António entrou numa sala, sentou-se e ligaram-lhe “aqueles sensores todos” ao corpo. À sua frente tinha um grande ecrã. Primeiro, apareciam imagens de homens envolvidos com mulheres. De seguida, apareciam imagens de homens envolvidos com outros homens. “Quando apareciam imagens de homens com mulheres, os choques eram muito suaves e agradáveis, eram massagens. Quando apareciam as imagens de homens com homens, os choques eram muito fortes, muito desagradáveis”. O tratamento não resultou.

Ele é idoso, ele é homossexual, ele não teve filhos e já poucos amigos vivos lhe restam. Familiares, contam-se pelos dedos. Mas ele é também o fundador da Opus Gay, uma associação com muitos membros adultos e idosos LGBT, que lhe ocupa parte do tempo e que lhe trouxe muitos contactos. Por isso, apesar de tudo, até tem uma vida ativa.
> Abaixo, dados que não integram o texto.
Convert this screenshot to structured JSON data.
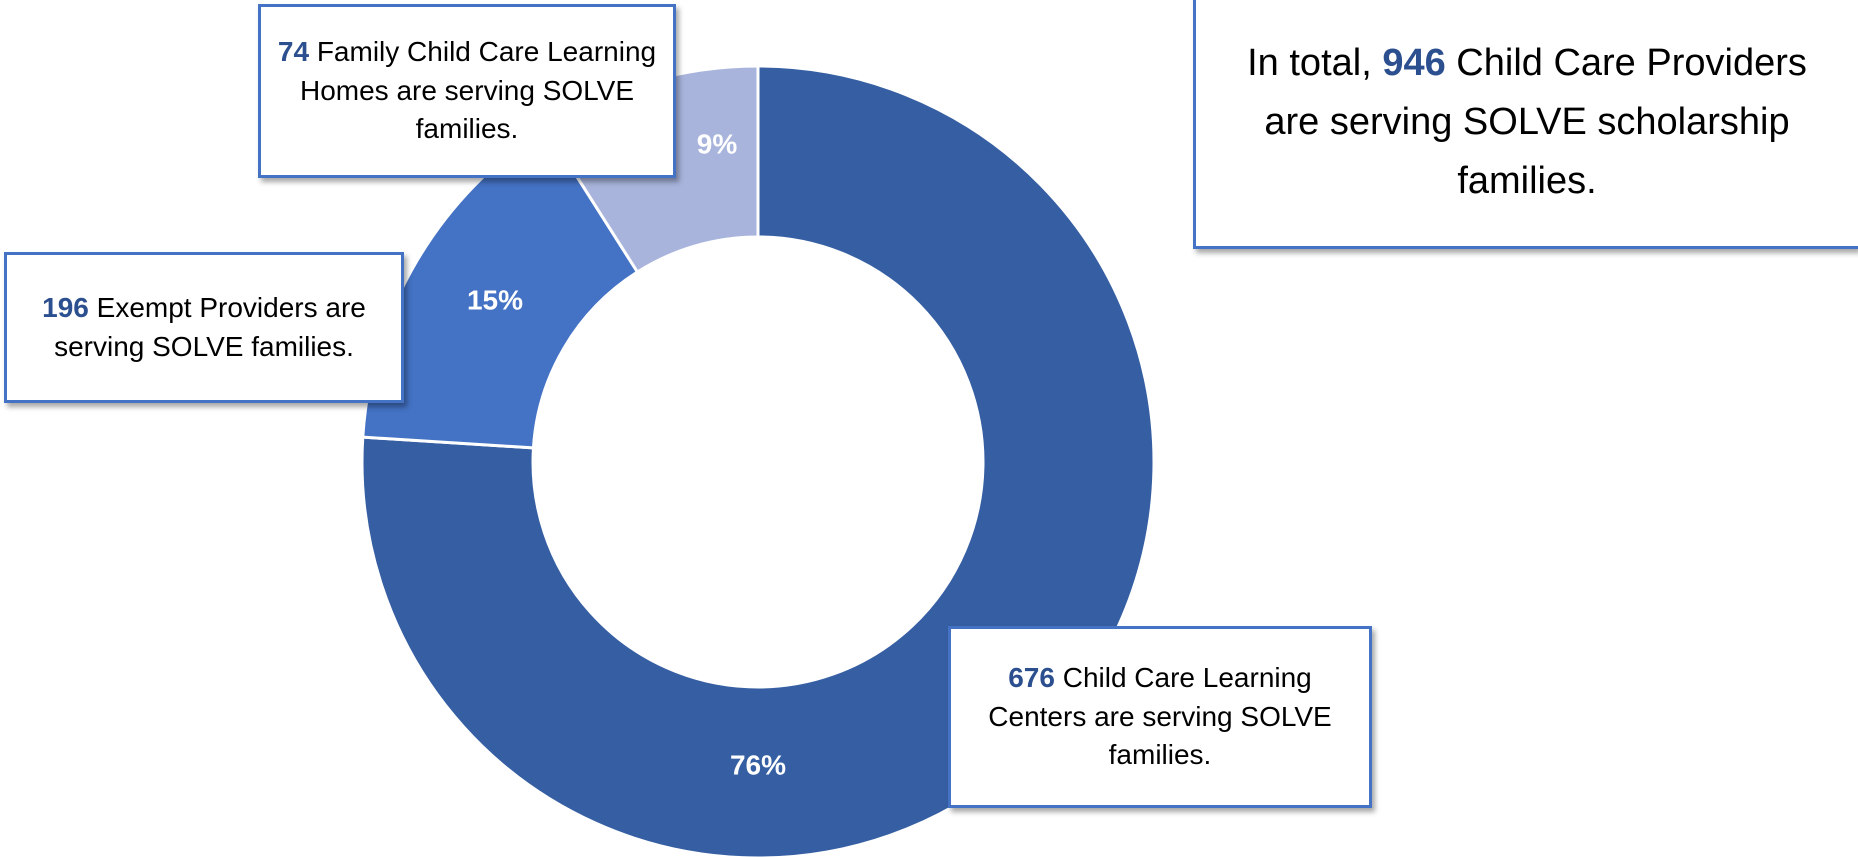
{
  "chart_data": {
    "type": "donut",
    "values": [
      76,
      15,
      9
    ],
    "value_labels": [
      "76%",
      "15%",
      "9%"
    ],
    "colors": [
      "#365fa3",
      "#4472c4",
      "#a8b4dc"
    ],
    "callouts": [
      {
        "count": 676,
        "text": "Child Care Learning Centers are serving SOLVE families."
      },
      {
        "count": 196,
        "text": "Exempt Providers are serving SOLVE families."
      },
      {
        "count": 74,
        "text": "Family Child Care Learning Homes are serving SOLVE families."
      }
    ],
    "total": {
      "prefix": "In total,",
      "count": 946,
      "text": "Child Care Providers are serving SOLVE scholarship families."
    }
  }
}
Não é o caso dos mais de 100 idosos homossexuais que se confessaram “isolados e sozinhos” num questionário anónimo do projeto “Envelhecer fora do armário”, apoiado pela Câmara Municipal de Lisboa.

antónio serezelo, opus gay,

António Serzedelo fotografado em sua casa

Uma visita à Casa do Artista, uns saraus de poesia e uma exposição de pintura. A lista de atividades do projeto contou com alguns eventos simbólicos, mas foi a linha telefónica anónima que teve a maior adesão do público-alvo. Muitos ligaram só para desabafar, outros queriam a opinião de quem estava do outro lado. Alguns aceitaram ir ainda mais longe e frequentaram as consultas de psicoterapia gratuitas.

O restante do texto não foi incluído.